Square Root of 1450

The square root is the inverse of the square of the number. 1450 is not a perfect square. The square root of 1450 is expressed in both radical and exponential form. In the radical form, it is expressed as √1450, whereas in the exponential form it is (1450)^(1/2). √1450 ≈ 38.07887, which is an irrational number because it cannot be expressed in the form of p/q, where p and q are integers and q ≠ 0.

The prime factorization method is used for perfect square numbers. However, the prime factorization method is not used for non-perfect square numbers where the long-division method and approximation method are used. Let us now learn the following methods:

• Prime factorization method
• Long division method
• Approximation method

The product of prime factors is the prime factorization of a number. Now let us look at how 1450 is broken down into its prime factors.

Step 1: Finding the prime factors of 1450 Breaking it down, we get 2 x 5 x 5 x 29: 2^1 x 5^2 x 29^1

Step 2: Now we found out the prime factors of 1450. The second step is to make pairs of those prime factors. Since 1450 is not a perfect square, the digits of the number can’t be grouped into pairs.

Therefore, calculating 1450 using prime factorization is not straightforward.

The long division method is particularly used for non-perfect square numbers. In this method, we should check the closest perfect square number for the given number. Let us now learn how to find the square root using the long division method, step by step.

Step 1: To begin with, we need to group the numbers from right to left. In the case of 1450, we need to group it as 50 and 14.

Step 2: Now we need to find n whose square is less than or equal to 14. We can say n is ‘3’ because 3 x 3 = 9, which is less than 14. Now the quotient is 3, and after subtracting 9 from 14, the remainder is 5.

Step 3: Now let us bring down 50, which makes the new dividend 550. Add the old divisor with the same number, 3 + 3, we get 6 which will be part of our new divisor.

Step 4: The new divisor will be 6n. We need to find the value of n such that 6n x n ≤ 550. Let us consider n as 8; now 68 x 8 = 544.

Step 5: Subtract 544 from 550; the difference is 6, and the quotient is 38.

Step 6: Since the dividend is less than the divisor, we need to add a decimal point. Adding the decimal point allows us to add two zeroes to the dividend. Now the new dividend is 600.

Step 7: Now we need to find the new divisor, which is 761 because 761 x 1 = 761 is larger than 600. Try with 760 x 0.

Step 8: Continue doing these steps until we get two numbers after the decimal point.

So the square root of √1450 ≈ 38.078.

The approximation method is another method for finding square roots. It is an easy method to find the square root of a given number. Now let us learn how to find the square root of 1450 using the approximation method.

Step 1: Now we have to find the closest perfect square of √1450.
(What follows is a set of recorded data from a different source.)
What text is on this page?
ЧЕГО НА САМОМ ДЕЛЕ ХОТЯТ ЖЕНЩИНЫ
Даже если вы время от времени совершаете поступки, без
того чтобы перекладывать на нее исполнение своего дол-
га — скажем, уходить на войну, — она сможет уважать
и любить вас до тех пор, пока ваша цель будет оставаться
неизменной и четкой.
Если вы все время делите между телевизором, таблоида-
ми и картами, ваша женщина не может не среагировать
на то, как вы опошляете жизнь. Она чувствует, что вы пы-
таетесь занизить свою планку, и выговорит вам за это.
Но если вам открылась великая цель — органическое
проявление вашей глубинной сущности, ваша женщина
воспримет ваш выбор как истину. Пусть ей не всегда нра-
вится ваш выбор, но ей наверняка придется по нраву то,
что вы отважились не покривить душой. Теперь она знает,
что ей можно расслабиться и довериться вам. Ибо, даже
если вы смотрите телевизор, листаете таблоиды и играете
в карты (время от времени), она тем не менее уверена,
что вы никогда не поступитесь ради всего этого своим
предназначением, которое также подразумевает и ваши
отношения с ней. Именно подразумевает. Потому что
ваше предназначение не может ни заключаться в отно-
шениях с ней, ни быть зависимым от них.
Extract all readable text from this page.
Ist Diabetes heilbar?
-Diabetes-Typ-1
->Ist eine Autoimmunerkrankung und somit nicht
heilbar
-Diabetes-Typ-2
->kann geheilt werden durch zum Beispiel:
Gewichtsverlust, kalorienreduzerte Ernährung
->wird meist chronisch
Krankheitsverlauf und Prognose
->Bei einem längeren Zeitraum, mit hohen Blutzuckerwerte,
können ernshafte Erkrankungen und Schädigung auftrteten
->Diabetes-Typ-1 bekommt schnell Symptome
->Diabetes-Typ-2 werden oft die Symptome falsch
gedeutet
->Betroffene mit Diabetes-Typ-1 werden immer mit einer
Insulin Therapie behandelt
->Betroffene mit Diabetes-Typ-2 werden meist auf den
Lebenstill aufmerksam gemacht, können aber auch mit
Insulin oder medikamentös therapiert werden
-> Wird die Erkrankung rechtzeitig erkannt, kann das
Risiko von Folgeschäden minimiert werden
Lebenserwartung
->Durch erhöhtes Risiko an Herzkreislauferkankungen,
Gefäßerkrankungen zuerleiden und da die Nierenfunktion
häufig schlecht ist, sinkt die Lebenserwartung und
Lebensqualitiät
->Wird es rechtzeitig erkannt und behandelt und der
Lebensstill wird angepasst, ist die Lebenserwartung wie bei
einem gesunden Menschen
The smallest perfect square less than 1450 is 1444 (38^2), and the largest perfect square greater than 1450 is 1521 (39^2). √1450 falls somewhere between 38 and 39.

Step 2: Now we need to apply the formula: (Given number - smallest perfect square) / (Greater perfect square - smallest perfect square) Going by the formula (1450 - 1444) / (1521 - 1444) = 6/77 ≈ 0.078

Using the formula, we identified the decimal point for our square root. The next step is adding the value we got initially to the decimal number, which is 38 + 0.078 ≈ 38.078, so the square root of 1450 is approximately 38.078.

• Square root: A square root is the inverse of a square. Example: 4^2 = 16 and the inverse of the square is the square root, that is √16 = 4.

• Irrational number: An irrational number is a number that cannot be written in the form of p/q, where q is not equal to zero and p and q are integers.

• Principal square root: A number has both positive and negative square roots; however, it is always the positive square root that has more prominence due to its uses in the real world. This is why it is also known as the principal square root.

• Prime factorization: The process of breaking down a number into its prime number components.

• Perfect square: A number that is the square of an integer.